Two conductiong spheres have the parameters indicated above and are at a big distance $x$ (induction influence is neglected). The energy of the system can be written as

$$U=\frac{q_1^2}{2C_1}+\frac{q_2^2}{2C_2}+\frac{q_1 q_2}{4 \pi \epsilon_0 x}$$

In this case the expression I'm looking for is $\frac{q_1 q_2}{4 \pi \epsilon_0 x}$, but how can one in general write this term (if it is possible to do it)?

Answer

If you assume that $$U=\frac {1}{2}q_1V_1+\frac {1}{2}q_2V_2$$ is correct for the total energy, you simply solve the matrix capacitance equation for $q_1$ and $q_2$, insert them into the system energy equation, and order the terms according to the products of $V_1, V_2$ Thus you'll obtain for the energy $$U=\frac {1}{2}( c_{11}V_1^2+2c_{12}V_1·V_2+C_{22}V_2^2)$$ where symmetry of the matrix $c_{12}=c_{21}$ is used.
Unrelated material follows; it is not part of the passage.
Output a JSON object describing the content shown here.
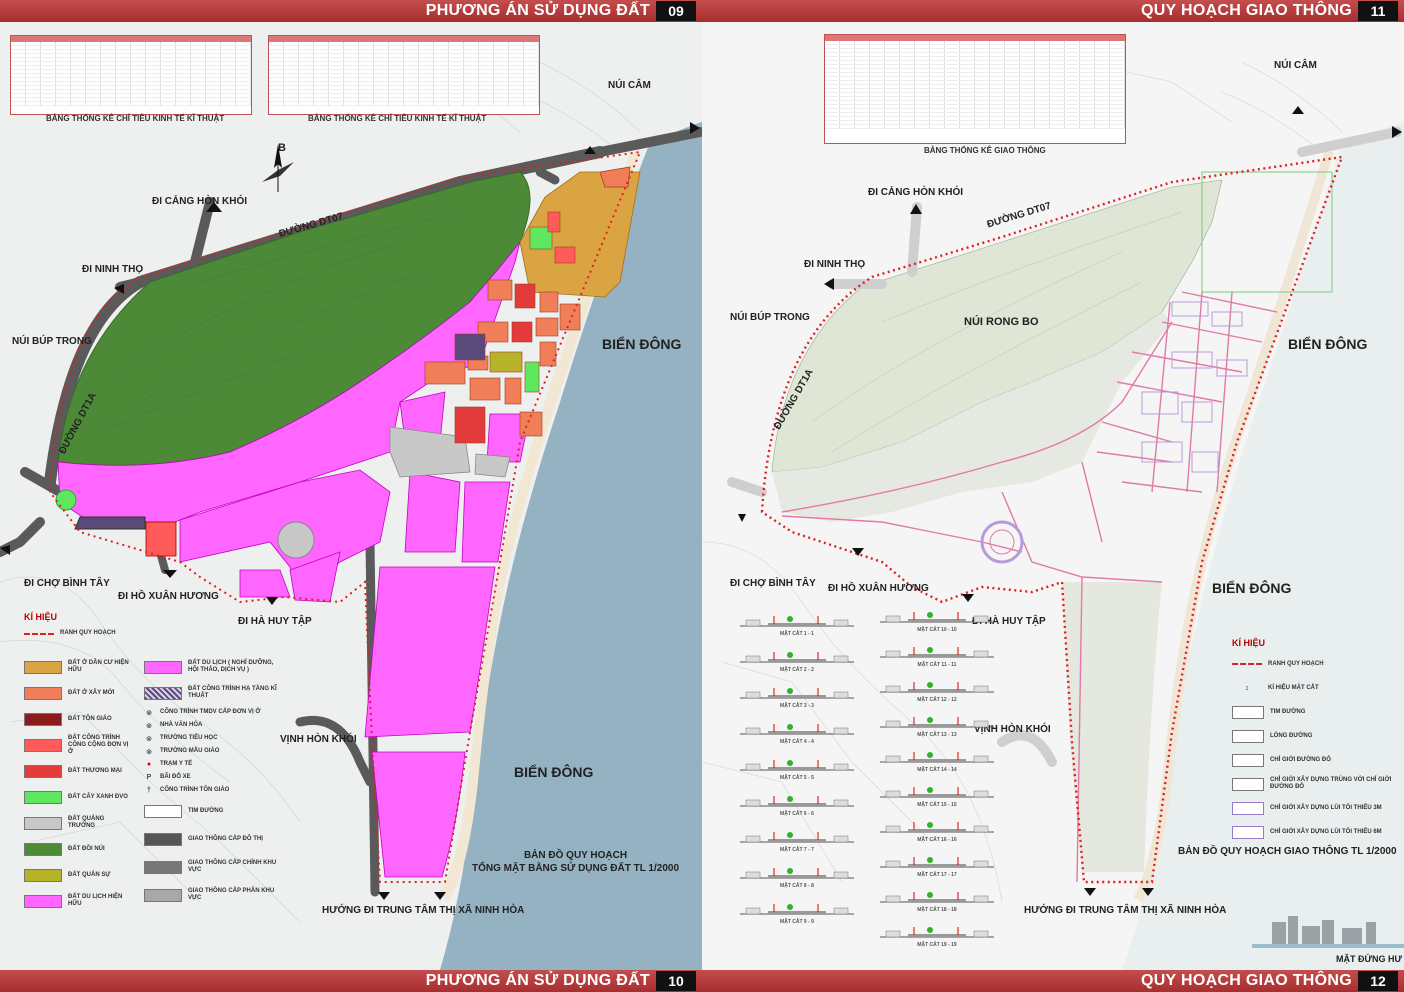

In the general case of n conductors, you can always diagonalize the symmetric capacitance matrix by a suitable orthogonal transformation of the "coordinates" $V_1,V_2,...$ to coordinates $V_1^*, V_2^*,...$ to obtain a quadratic form for the energy $U=\frac {1}{2}\sum_{i=1}^n c_iV_i^*{^2}$.